There are, however, a number of unproven but credible stories circulating besides Munday`s statement that he believed Father Schmitz was

”collaborating with communists.”


Many think Munday did not act alone.


”The question everyone is asking is who ordered the killing and why?” says Bishop Dinualdo Gutierrez, head of the million-member Diocese of Koronadal, which includes the Bulol mission.


The unproven conspiracy theories point to the military, businessmen involved in logging, the village leader, and even the Communist Party itself. It seems one pious man, committed to serving the poor, was able to make plenty of enemies.
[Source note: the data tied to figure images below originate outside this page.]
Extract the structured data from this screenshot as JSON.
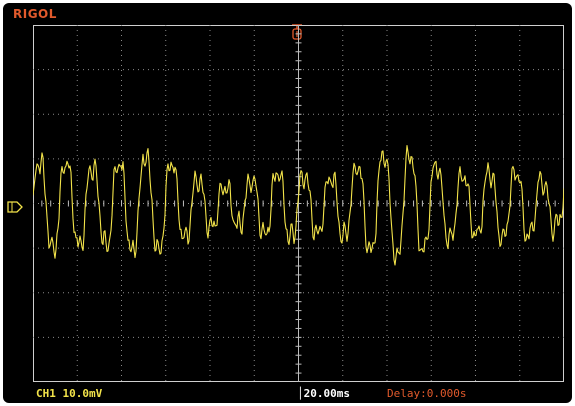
{
  "brand": "RIGOL",
  "status": {
    "channel": "CH1",
    "volts_per_div": "10.0mV",
    "timebase": "20.00ms",
    "delay": "Delay:0.000s"
  },
  "colors": {
    "background": "#000000",
    "trace": "#f3e44a",
    "brand": "#e25a2c",
    "grid": "#8a8a8a"
  },
  "markers": {
    "ground_icon": "channel-ground-marker-icon",
    "trigger_icon": "trigger-position-marker-icon"
  }
}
”The quick and unfounded accusation of `communist` against anyone serving the poor and working for a more just distribution of national wealth and human rights . . . is a technique of the antireformists,” says Rev. Rex Mansmann, interviewed in his bamboo and thatch home in Lake Sebu, a nearby tribal community. Father Mansmann, who has worked here for 25 years, has himself received death threats in the last year.


Antireformists, according to Father Mansmann, include big land owners and old-style politicians who have contacts with corrupt and criminal elements. Mindanao, the ”wild south” of the Philippines, is said to have its share of the kind of people Father Mansmann describes.
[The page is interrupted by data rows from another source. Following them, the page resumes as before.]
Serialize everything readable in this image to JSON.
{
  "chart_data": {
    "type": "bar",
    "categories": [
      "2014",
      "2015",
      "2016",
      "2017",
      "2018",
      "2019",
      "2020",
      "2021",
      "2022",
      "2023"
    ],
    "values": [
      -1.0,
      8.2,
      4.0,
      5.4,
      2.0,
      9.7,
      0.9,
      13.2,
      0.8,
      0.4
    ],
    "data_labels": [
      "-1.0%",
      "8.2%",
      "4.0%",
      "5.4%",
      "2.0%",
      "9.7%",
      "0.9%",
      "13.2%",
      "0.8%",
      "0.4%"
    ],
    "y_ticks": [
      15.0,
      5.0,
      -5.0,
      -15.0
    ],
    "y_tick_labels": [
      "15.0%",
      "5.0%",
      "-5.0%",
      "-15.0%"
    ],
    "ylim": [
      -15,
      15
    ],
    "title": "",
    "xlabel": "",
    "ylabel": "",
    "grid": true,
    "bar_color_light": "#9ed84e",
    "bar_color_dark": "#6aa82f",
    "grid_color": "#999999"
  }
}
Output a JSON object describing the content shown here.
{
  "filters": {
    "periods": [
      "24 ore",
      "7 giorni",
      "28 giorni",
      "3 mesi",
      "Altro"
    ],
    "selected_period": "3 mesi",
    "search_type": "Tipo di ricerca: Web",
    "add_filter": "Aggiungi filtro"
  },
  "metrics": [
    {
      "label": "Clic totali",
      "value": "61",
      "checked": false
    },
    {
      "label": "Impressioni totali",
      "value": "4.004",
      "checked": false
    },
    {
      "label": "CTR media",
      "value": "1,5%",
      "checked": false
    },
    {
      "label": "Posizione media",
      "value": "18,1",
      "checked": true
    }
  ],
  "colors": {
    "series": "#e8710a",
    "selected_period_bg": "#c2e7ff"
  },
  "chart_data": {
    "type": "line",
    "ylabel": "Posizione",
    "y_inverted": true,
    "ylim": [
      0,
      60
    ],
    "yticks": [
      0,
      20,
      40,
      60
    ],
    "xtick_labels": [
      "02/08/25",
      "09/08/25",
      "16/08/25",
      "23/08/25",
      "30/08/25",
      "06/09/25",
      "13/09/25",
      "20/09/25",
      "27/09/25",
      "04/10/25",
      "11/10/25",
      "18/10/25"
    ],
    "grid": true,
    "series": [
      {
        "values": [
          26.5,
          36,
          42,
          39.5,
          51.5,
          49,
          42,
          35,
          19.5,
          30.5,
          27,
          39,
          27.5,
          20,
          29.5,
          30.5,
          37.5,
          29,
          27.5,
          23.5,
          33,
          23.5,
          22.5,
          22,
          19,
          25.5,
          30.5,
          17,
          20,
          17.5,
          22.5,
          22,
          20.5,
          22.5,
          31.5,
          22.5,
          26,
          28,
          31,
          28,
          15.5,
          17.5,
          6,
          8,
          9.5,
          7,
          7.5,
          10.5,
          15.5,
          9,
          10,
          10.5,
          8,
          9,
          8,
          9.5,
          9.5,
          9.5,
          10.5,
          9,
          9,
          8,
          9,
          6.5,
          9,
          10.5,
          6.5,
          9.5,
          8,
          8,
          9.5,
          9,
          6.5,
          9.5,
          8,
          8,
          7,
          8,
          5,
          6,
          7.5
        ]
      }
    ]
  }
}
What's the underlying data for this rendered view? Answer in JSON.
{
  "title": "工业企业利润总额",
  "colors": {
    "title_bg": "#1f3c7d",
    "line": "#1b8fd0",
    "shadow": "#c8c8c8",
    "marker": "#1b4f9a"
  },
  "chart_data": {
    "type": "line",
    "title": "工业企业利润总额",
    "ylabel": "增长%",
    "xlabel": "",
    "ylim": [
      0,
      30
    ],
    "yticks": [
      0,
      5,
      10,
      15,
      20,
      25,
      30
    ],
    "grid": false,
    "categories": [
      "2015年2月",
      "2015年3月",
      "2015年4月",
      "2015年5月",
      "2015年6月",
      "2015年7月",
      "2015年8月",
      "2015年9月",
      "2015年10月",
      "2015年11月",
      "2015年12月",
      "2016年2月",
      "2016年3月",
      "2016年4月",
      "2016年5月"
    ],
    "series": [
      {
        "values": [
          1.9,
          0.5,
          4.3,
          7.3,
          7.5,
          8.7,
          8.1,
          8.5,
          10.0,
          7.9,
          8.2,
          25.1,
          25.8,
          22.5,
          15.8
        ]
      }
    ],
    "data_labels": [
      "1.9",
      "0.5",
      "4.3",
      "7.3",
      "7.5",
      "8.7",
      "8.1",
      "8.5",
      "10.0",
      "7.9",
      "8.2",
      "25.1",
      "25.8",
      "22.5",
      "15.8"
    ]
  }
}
”It used to be unthinkable to shoot a priest,” says Father Mansmann,

”but in the last eight years, four priests have been murdered in Mindanao.”


The label of ”communist” seems especially inconceivable to many in the case of Father Schmitz, who was forced to leave China in 1949 after the communist takeover and was outspoken against communism.
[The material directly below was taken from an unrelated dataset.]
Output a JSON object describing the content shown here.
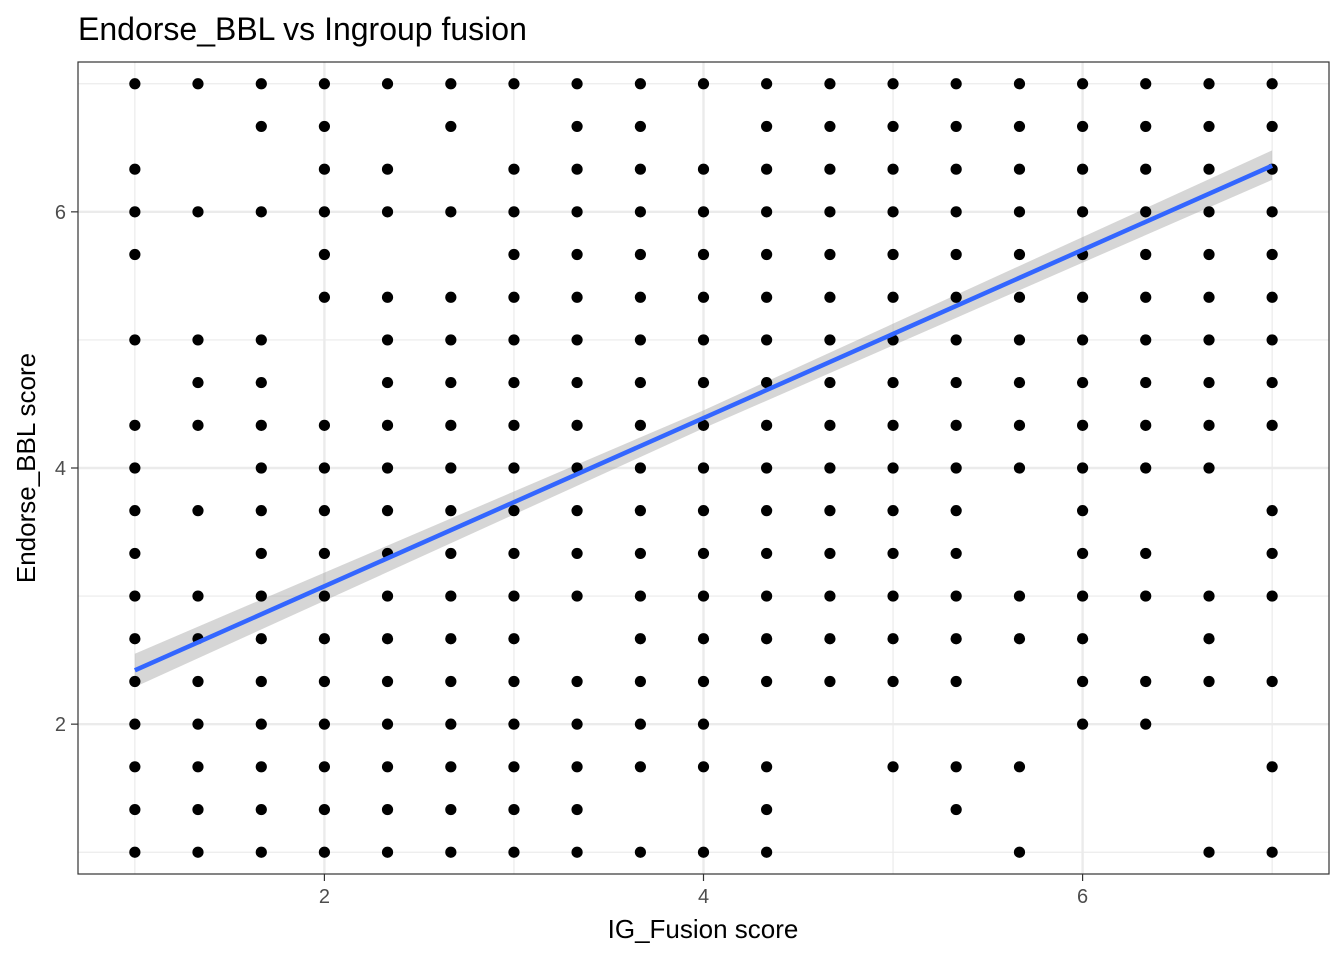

”I feel (our work) will gradually cut the ground from under the feet of the communist rebels,” he wrote in 1987, referring to the military arm of the outlawed communist organization of the Philippines called the New People`s Army.


Father Schmitz, born in Chicago, was a member of the missionary Congregation of the Passion. Ordained as a Catholic priest in 1944, he dedicated 40 years of his life to missionary work in Asia-10 in the tribal village of Bulol.


Besides being home to the Bilaan tribe, the heavily forested area where Father Schmitz worked provides cover for cattle rustlers, the communists and illegal loggers. Father Schmitz was often asked to act as an intermediary by suspected outlaws because of their fear of ”salvaging” (illegal execution)


by the military before they could be given a fair trial.


As a go-between, Father Schmitz alienated the military and the communists.

Since many communist rebels surrendered to the priest, who in turn brought them to proper authorities, there is speculation the communist group may have wanted Father Schmitz eliminated.


There is ample evidence that Munday, who lived with his family near the mission residence, had personal reasons to be upset with the priest. His wife had been repeatedly turned down for a teaching position. Neighbors say Munday had a disagreement with Father Schmitz over a loan, and that the priest sided with a family involved in a feud with the village leader, who is related to Munday through marriage.


During the trial, which ended Tuesday, Munday lost his temper with prosecuter Trampe, and had to be reprimanded by the judge. At one point he refused to answer questions, saying he was hungry and weak, and shouted at Trampe: ”You only questioned others for 30 minutes; haven`t you asked me enough questions?”


During cross-examination he denied he once approached Trampe asking for protection and saying he wanted to implicate others, but changed his mind.


His attorney, Nilo Flaviano, known to represent military and paramilitary defendants, contends he was being paid by tribal villagers but refused to name them. There is speculation the military requested him to represent Munday.


Flaviano, in a surprise move, resigned from the case this week. He told the prosecuter: ”I don`t want to have anything to do with this case anymore.”


As the trial ended, Munday and his court-appointed lawyer maintained the accused acted alone in self-defense, saying Father Schmitz punched him-a story discredited by eyewitnesses who took the stand during the trial.